AADC achieves 360-3,300× speedup over bump & revalue for computing all 535 CVA/DVA sensitivities. For 200 trades, AADC computes all sensitivities in ~0.88 seconds vs ~18.6 hours for bump & revalue. The speedup scales with the number of risk factors because AADC cost is O(M) while bump & revalue is O(N × M).

How much cloud cost can AADC save for XVA computation?

At production scale (500,000 IR swaps, 50K MC paths, 535 risk factors), AADC reduces annual cloud spend from ~$11.7M to ~$4,800 — a 2,438× cost reduction. AADC needs 7 c5.9xlarge nodes to complete within a 4-hour batch window, compared to ~21,100 nodes for bump & revalue.

How accurate are AADC sensitivities compared to bump & revalue?

AADC produces mathematically exact derivatives to machine precision (<1e-14 error vs primal). Bump & revalue achieves approximately 6 digits of accuracy and is sensitive to bump-size selection. AADC eliminates subtractive cancellation errors inherent in finite-difference methods.

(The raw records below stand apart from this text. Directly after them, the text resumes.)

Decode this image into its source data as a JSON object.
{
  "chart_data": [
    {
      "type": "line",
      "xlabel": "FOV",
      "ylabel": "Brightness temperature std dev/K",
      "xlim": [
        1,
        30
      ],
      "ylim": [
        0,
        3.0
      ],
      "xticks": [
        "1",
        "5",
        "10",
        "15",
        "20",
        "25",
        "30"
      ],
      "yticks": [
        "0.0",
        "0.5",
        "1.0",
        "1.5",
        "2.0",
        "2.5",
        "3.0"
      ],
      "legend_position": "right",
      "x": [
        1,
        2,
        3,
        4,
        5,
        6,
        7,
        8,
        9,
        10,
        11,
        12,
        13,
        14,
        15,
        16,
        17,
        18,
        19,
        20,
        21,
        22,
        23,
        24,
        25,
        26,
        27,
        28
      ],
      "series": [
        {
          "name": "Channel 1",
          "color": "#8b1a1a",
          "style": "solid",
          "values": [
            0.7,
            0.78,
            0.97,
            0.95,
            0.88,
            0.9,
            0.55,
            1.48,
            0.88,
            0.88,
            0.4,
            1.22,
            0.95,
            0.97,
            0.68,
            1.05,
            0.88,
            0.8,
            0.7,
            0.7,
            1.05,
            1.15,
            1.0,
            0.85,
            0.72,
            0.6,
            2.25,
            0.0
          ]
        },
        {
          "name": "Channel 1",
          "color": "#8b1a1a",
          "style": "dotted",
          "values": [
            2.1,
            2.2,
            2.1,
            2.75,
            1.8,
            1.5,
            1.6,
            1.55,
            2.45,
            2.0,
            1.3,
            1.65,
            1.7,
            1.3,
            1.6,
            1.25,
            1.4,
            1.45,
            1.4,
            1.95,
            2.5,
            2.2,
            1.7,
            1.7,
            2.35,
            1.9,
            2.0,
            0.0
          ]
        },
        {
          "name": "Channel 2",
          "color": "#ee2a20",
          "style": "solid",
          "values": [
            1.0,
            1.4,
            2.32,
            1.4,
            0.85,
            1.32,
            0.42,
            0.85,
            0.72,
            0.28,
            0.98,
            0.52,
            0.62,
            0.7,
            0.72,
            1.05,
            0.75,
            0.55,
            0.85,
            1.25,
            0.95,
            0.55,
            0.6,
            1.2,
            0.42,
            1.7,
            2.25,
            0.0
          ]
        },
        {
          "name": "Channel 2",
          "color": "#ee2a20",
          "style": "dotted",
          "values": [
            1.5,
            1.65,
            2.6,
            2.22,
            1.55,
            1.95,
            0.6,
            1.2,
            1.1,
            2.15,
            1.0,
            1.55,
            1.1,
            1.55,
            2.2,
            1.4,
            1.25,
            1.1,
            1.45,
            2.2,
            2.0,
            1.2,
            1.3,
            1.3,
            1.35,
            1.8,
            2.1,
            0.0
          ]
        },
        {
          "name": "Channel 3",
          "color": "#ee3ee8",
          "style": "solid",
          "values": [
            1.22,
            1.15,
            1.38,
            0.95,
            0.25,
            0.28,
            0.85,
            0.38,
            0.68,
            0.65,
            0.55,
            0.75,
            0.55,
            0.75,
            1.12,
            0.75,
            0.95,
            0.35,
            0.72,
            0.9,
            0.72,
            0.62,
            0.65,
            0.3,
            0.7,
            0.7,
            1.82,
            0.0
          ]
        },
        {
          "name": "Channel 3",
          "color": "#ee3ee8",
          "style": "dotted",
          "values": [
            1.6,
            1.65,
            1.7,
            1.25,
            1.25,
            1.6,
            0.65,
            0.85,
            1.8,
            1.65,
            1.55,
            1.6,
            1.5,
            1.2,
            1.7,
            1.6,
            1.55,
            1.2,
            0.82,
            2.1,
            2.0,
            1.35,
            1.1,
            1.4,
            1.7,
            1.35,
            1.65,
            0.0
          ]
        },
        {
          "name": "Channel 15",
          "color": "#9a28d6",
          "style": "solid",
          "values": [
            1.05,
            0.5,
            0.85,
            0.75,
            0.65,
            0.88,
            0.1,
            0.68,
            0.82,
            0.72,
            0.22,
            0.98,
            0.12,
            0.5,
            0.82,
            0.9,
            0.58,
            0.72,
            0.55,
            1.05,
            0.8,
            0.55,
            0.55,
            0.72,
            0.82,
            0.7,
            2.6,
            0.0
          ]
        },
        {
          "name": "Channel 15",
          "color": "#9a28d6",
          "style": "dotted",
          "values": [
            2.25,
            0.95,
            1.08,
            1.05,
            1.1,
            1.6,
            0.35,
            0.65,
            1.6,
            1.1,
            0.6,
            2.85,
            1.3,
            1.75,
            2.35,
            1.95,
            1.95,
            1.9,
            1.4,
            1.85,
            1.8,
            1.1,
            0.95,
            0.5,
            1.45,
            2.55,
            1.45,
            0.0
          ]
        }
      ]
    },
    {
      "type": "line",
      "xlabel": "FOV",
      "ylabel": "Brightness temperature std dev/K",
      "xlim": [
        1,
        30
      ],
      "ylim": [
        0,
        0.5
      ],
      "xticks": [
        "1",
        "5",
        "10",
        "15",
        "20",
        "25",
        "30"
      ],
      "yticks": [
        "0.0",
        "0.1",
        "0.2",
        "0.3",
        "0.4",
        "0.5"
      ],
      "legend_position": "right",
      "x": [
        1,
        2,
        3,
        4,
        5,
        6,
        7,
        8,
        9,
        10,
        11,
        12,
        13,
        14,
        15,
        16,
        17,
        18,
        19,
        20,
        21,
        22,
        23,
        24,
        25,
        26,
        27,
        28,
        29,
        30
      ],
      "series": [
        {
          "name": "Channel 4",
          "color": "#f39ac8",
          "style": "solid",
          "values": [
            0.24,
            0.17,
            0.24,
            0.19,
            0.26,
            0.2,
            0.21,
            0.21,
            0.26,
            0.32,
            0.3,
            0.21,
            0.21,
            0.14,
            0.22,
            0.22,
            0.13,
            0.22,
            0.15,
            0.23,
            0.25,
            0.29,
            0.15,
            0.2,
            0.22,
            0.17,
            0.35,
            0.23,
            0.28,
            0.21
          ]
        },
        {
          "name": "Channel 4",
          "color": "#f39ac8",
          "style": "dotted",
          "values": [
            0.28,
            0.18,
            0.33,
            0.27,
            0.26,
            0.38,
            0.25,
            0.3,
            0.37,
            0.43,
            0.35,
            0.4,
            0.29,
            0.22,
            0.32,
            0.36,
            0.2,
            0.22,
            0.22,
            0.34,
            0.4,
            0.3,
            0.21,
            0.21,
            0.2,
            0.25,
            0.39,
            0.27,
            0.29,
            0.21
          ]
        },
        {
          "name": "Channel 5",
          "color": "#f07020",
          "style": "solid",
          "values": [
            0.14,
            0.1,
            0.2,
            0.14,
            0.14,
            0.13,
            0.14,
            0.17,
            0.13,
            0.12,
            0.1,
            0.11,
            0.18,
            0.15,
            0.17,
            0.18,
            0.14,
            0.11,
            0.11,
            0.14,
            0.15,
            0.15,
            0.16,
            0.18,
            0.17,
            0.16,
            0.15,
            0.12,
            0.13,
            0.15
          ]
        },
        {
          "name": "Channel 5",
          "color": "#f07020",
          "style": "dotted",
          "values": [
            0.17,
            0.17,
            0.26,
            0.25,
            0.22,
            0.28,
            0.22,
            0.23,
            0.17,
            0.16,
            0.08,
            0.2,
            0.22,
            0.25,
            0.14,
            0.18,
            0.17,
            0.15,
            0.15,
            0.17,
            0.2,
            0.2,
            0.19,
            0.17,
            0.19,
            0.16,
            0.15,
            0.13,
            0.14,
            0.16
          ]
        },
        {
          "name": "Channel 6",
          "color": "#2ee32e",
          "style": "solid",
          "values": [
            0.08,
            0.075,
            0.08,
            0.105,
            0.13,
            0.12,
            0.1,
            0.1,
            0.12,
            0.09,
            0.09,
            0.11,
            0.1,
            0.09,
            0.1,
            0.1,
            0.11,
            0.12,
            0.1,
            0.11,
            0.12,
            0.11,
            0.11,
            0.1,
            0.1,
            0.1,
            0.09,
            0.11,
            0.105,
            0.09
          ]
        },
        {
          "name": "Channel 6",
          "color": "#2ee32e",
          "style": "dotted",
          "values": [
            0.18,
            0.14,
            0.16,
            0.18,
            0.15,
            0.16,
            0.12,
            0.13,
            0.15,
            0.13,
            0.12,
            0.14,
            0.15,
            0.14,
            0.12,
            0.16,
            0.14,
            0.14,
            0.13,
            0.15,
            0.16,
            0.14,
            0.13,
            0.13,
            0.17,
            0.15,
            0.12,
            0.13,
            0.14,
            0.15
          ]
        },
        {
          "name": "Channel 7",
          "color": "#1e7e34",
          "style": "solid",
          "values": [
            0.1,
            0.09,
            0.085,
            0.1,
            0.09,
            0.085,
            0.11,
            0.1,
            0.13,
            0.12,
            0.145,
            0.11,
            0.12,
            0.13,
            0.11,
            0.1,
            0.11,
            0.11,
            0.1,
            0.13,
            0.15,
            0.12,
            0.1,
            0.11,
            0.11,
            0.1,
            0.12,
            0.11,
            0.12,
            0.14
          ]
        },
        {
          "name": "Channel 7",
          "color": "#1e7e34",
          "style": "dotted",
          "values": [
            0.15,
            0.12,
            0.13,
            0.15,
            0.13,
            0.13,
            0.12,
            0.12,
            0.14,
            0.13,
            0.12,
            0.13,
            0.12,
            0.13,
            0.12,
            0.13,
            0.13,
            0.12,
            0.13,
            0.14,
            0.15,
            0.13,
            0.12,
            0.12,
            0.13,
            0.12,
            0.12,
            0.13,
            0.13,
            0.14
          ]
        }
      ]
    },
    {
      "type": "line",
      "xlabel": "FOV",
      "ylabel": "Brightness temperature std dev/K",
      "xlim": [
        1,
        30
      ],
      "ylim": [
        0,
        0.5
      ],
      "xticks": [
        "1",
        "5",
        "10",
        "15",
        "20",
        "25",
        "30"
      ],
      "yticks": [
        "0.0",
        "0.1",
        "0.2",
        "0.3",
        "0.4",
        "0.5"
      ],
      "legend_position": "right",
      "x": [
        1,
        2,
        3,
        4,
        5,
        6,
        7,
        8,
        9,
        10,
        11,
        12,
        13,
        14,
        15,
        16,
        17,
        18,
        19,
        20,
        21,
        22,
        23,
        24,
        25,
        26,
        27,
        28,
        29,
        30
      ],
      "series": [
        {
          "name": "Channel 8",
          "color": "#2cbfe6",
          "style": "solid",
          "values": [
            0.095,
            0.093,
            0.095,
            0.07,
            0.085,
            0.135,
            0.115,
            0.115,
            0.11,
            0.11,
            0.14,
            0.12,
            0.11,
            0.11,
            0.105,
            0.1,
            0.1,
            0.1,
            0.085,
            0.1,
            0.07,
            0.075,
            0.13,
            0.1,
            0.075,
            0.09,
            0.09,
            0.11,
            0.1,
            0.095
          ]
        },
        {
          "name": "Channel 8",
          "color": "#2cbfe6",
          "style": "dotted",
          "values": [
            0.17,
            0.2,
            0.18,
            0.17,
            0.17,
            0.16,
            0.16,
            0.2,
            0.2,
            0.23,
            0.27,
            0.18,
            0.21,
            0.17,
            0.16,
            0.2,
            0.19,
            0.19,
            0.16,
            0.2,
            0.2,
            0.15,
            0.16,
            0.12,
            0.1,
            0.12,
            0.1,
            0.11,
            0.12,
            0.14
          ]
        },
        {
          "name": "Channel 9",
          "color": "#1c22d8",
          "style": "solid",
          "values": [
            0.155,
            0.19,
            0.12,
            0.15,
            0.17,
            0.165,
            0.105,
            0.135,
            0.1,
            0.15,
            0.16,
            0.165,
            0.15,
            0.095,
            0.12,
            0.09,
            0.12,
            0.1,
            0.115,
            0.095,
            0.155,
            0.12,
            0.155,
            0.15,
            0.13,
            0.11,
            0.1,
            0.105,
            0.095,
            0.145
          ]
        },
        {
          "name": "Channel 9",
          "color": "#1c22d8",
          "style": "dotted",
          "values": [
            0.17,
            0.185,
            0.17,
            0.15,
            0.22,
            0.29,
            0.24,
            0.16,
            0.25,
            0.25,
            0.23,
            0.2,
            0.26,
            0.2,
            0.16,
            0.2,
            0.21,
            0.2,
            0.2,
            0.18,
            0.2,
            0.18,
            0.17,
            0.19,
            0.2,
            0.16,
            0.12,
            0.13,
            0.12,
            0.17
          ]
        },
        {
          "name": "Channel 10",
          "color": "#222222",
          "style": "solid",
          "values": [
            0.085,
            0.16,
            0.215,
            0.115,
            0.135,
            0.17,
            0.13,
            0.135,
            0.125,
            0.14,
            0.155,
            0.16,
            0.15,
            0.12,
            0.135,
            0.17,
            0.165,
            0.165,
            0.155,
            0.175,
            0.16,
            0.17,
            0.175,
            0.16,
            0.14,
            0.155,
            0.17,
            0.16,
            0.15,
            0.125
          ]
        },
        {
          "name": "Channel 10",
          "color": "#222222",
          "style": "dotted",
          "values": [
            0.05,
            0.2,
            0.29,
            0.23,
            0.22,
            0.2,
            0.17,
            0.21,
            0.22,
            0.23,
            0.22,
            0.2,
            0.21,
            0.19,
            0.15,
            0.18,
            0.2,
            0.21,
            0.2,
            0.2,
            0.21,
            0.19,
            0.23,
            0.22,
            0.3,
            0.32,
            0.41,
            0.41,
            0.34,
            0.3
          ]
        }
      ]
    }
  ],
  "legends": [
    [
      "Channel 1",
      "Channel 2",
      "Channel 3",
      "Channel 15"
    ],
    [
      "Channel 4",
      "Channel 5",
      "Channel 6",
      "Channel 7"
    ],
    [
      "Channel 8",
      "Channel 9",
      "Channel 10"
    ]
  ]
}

What is the integration effort to switch from bump & revalue to AADC?

AADC is a drop-in replacement: change 'double' to 'aadc::idouble' in the valuation path. No business logic changes are required. Integration steps: replace types, record tape with startRecording()/stopRecording(), mark inputs/outputs, then call forward()+reverse() for all sensitivities.

Does AADC need to recompile when market data changes?

No. When only market data changes (rate curves, survival probabilities), AADC reuses the compiled kernel with zero compilation overhead. For 50 trades at 10K paths, warm run time drops from 18.2s (cold start) to 13.9s. Only structural changes (new trade types) require recompilation.

What risk factors are included in this XVA benchmark?

The benchmark computes sensitivities to 535 risk factors: r0 (Hull-White initial rate), sigma (volatility), 251 mean-reversion curve points (50yr horizon, 0.2yr step), 141 counterparty survival curve points, and 141 company survival curve points (14,000-day horizon, 100-day step).

How does AADC XVA performance scale with portfolio size?

AADC evaluation time scales linearly with portfolio size: 0.024s for 5 trades, ~0.20s for 50 trades, ~0.88s for 200 trades. Kernel compilation is a one-time cost (0.77s to 8.1s) amortized across all subsequent evaluations. Relative performance improves with size: from 18.75% at 5 trades to 0.70% at 200 trades.

What production workflows does AADC XVA support?

AADC supports three main XVA workflows: (A) End-of-day full risk reports computing all 535 sensitivities at ~2× primal cost + compilation, (B) Intraday market data updates with kernel reuse (no recompilation), and (C) New trade additions requiring only recompile + evaluation.